Com ampla experiência no meio e responsável por assinar a trilha de diversas campanhas publicitárias, Serginho Rezende, diretor musical da Comando S, acredita que o principal desafio do áudio nesse novo cenário multiplataforma é de integrar a comunicação em todos os ambientes. “O alinhamento entre a produção de áudio e a estratégia da campanha está cada vez mais importante porque hoje é difícil pensar em uma peça de rádio, por exemplo, de forma isolada. As pessoas estão consumindo frequentemente em diferentes meios de comunicação, que variam de um Tik Tok de cinco segundos a um podcast de uma hora, passando até por anúncios dentro da rádio de um game. As marcas já entenderam que precisam estar em todos estes lugares”, salienta.
Mas como identificar uma boa ideia que está conectada ao som? Rezende considera que a questão está relacionada à capacidade de entreter. “Cada vez mais a propaganda se estabelece como forma de entretenimento. Uma boa ideia é justamente aquela que captura a atenção da audiência e consegue prender o espectador no meio dessa grande carga de informação nos meios de comunicação. Fazer isso atrelado a uma marca e um cliente é o cenário ideal”, diz.

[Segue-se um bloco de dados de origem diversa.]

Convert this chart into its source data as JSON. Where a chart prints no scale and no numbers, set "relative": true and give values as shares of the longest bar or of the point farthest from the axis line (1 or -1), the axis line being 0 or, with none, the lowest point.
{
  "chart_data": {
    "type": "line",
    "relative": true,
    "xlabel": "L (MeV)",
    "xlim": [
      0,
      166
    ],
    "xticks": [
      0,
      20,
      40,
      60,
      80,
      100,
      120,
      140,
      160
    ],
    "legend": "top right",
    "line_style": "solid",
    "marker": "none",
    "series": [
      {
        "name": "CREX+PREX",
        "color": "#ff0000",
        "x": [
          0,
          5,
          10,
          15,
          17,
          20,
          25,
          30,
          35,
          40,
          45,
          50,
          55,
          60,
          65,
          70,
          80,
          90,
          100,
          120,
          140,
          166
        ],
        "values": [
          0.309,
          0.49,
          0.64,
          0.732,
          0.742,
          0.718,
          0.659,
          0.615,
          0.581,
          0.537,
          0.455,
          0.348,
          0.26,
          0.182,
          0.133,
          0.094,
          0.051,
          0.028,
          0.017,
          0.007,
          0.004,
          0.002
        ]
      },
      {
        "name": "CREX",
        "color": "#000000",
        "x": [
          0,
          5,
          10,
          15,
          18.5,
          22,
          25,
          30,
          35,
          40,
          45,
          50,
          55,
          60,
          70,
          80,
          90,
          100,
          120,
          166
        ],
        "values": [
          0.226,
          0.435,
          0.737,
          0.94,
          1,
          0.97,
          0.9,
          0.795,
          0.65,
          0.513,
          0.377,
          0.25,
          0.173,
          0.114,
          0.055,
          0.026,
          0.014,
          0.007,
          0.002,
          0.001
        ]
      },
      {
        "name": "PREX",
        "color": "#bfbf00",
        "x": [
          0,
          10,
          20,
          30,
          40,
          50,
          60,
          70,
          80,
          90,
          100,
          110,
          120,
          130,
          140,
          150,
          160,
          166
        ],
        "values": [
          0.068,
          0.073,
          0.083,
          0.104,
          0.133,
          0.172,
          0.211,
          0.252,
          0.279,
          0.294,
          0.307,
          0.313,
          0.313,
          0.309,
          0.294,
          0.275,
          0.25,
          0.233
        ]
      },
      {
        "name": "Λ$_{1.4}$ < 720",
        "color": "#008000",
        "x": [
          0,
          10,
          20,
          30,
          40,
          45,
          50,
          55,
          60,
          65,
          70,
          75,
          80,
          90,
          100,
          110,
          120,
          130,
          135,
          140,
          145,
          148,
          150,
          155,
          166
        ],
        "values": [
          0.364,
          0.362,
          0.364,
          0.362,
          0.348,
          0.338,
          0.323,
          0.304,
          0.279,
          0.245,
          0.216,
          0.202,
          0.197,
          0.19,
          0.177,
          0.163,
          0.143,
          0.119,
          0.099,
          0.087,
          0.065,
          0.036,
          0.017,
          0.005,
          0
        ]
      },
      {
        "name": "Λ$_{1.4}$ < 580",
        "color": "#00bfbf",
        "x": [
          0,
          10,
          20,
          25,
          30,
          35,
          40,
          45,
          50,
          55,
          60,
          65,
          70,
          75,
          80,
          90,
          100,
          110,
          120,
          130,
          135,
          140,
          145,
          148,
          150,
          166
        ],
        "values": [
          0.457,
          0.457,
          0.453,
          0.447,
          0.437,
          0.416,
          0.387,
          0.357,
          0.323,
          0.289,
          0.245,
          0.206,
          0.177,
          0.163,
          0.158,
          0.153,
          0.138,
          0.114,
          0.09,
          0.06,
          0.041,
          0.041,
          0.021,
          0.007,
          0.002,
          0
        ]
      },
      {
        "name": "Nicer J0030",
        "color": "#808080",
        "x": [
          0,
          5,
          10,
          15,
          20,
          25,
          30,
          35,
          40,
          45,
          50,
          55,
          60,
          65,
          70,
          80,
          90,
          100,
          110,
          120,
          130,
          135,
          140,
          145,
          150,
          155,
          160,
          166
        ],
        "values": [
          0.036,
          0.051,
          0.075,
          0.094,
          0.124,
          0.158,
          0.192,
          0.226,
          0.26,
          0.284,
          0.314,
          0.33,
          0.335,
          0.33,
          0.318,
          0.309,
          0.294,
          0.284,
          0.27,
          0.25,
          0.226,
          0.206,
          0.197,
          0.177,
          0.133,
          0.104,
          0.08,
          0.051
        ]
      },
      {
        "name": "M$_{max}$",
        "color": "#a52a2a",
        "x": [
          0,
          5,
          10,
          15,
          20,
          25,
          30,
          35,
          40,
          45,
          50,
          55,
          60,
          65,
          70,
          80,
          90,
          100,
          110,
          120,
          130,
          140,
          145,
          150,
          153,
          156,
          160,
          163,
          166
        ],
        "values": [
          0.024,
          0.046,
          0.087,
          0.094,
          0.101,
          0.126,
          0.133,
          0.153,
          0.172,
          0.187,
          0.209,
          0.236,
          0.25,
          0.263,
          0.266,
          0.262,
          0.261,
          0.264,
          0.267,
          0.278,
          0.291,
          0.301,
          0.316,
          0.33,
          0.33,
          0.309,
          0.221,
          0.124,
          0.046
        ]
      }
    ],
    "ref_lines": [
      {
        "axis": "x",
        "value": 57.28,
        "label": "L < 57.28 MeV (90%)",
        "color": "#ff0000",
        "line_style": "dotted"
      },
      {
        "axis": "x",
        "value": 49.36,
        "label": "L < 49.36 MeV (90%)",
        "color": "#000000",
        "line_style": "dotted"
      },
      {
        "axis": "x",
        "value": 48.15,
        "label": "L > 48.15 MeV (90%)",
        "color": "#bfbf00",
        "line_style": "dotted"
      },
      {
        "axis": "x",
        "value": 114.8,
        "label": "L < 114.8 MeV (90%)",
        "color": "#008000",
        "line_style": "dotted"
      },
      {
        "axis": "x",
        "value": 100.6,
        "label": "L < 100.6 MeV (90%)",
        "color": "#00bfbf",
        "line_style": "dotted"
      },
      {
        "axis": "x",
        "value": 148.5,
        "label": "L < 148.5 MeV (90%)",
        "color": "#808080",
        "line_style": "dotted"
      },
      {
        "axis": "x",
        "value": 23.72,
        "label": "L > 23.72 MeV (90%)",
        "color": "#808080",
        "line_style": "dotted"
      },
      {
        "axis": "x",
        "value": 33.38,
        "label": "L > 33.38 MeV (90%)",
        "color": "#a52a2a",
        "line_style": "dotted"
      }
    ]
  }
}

Para Garbato, o filme Open, criado pela Wieden+Kennedy London, para a Coca-Cola, é uma boa referência para mostrar como a linguagem cinematográfica tem invadido a publicidade. “Não temos loc, temos uma trilha superinusitada e um trabalho de SFX primoroso
digno de qualquer superprodução de cinema. A riqueza de detalhes e o ótimo trabalho dos planos na mixagem são impressionantes. Apesar de ser um filme extremamente ruidoso, conseguimos ouvir detalhes como a TV no apartamento, ruído do ratinho puxando o brinquedo, desmoronamentos em segundo plano durante os diálogos. Enfim, vale ver e rever”, reforça.
Certo de que a boa ideia de som precisa usar o meio para agregar na mensagem, Zandoná relembra o trabalho recente que a AKQA criou para o lançamento da healthtech Alice. Para a campanha, a agência convidou a cantora Bruna Caram para cantar uma música correndo.
“Criamos a primeira música da história gravada em movimento. Essa iniciativa demonstra na prática o modelo de negócios da startup, um plano de saúde pensado para ser usado todos os dias para quem busca uma vida mais saudável em vez de esperar a chegada de uma doença. Alice oferece o acompanhamento de um time de especialistas dedicados a ajudar seus clientes a realizarem sonhos e desafios ligados à saúde, desde fazer uma maratona até gravar uma música enquanto corre na esteira, por exemplo. A música foi produzida usando técnica de som binaural que proporciona sensação de bem-estar e confiança de quem escuta”, finaliza.